There is this feeling that I cannot shake. It’s almost every day that I feel like this. Waking up for the day is almost impossible for me. I do it, but I don’t feel right. At the start of the day, I just feel tired. But as the day goes on, I don’t feel tired. I just know that somethings wrong. At the beginning of this year, I felt great. Like I can take over the world. I was ready for a fresh start. Now, I don’t know if I can take over an ant hill. I don’t know what this feeling is, but I don’t feel good.

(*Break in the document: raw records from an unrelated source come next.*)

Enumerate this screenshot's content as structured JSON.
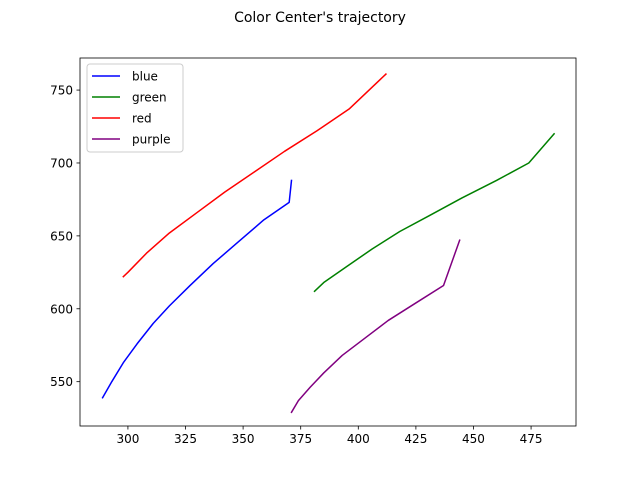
{
  "chart_data": {
    "type": "line",
    "title": "Color Center's trajectory",
    "xlabel": "",
    "ylabel": "",
    "xlim": [
      279.2,
      494.5
    ],
    "ylim": [
      519.6,
      772.0
    ],
    "xticks": [
      300,
      325,
      350,
      375,
      400,
      425,
      450,
      475
    ],
    "yticks": [
      550,
      600,
      650,
      700,
      750
    ],
    "grid": false,
    "legend_position": "top-left",
    "series": [
      {
        "name": "blue",
        "color": "#0000ff",
        "points": [
          [
            289,
            539
          ],
          [
            293,
            550
          ],
          [
            298,
            563
          ],
          [
            304,
            576
          ],
          [
            311,
            590
          ],
          [
            318,
            602
          ],
          [
            327,
            616
          ],
          [
            337,
            631
          ],
          [
            348,
            646
          ],
          [
            359,
            661
          ],
          [
            370,
            673
          ],
          [
            371,
            688
          ]
        ]
      },
      {
        "name": "green",
        "color": "#008000",
        "points": [
          [
            381,
            612
          ],
          [
            385,
            618
          ],
          [
            395,
            629
          ],
          [
            406,
            641
          ],
          [
            418,
            653
          ],
          [
            431,
            664
          ],
          [
            445,
            676
          ],
          [
            460,
            688
          ],
          [
            474,
            700
          ],
          [
            485,
            720
          ]
        ]
      },
      {
        "name": "red",
        "color": "#ff0000",
        "points": [
          [
            298,
            622
          ],
          [
            300,
            625
          ],
          [
            308,
            638
          ],
          [
            318,
            652
          ],
          [
            330,
            666
          ],
          [
            342,
            680
          ],
          [
            355,
            694
          ],
          [
            368,
            708
          ],
          [
            382,
            722
          ],
          [
            396,
            737
          ],
          [
            412,
            761
          ]
        ]
      },
      {
        "name": "purple",
        "color": "#800080",
        "points": [
          [
            371,
            529
          ],
          [
            374,
            537
          ],
          [
            379,
            546
          ],
          [
            385,
            556
          ],
          [
            393,
            568
          ],
          [
            403,
            580
          ],
          [
            413,
            592
          ],
          [
            425,
            604
          ],
          [
            437,
            616
          ],
          [
            444,
            647
          ]
        ]
      }
    ]
  }
}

I’m not sick. At least not physically. I’m not throwing up in a toilet or having to take medication. I just know that I am not feeling well. I just want this feeling to stop. Everything I do and everything that I say feels wrong. I make one move and I am afraid it was the wrong move.
‘Maybe I shouldn’t have done that’ runs through my mind every day. ‘Did I say something that I wasn’t supposed to’ creeps into my mind as a constant thought. I don’t know if I am doing anything right. ‘Should I do it this way or that’ is an impossible decision. This makes me wish time travel was possible. If I could have one look into the future to see where I was, I would know what to do.
I don’t feel the same. At the start of the year, I was ready. I felt amazing like this was my year to get things done. I felt ready to climb the mountain of responsibility. When I first started, it was easy. I got things done and I was pleased. But know the climb to the top is becoming harder and harder. I’m terrified that my hand or foot is going to slip and I’m going to fall. I sit there and I think ‘is this really what I want to do?’ I always answer ‘yes’ but sometimes it feels like a ‘no.’ I put a smile on my face, but most days
Some days it feels like it’s me against the world. Like I’m in a boxing match and there is no one in my corner. I’m afraid to do anything. I do one wrong thing and it feels like I’m going to get punched. I don’t know who to go to for help. It’s hard to explain what is exactly going on, but I want this feeling to go away. There are days where I just want to cry but I can’t. There are days I don’t want to do anything. I just lay in bed all day long and that’s the best part. I wish and hope that I have a good day. That I don’t think these thoughts and most days I don’t. But the other days I do, and it makes me sick. I just want to know what this feeling is.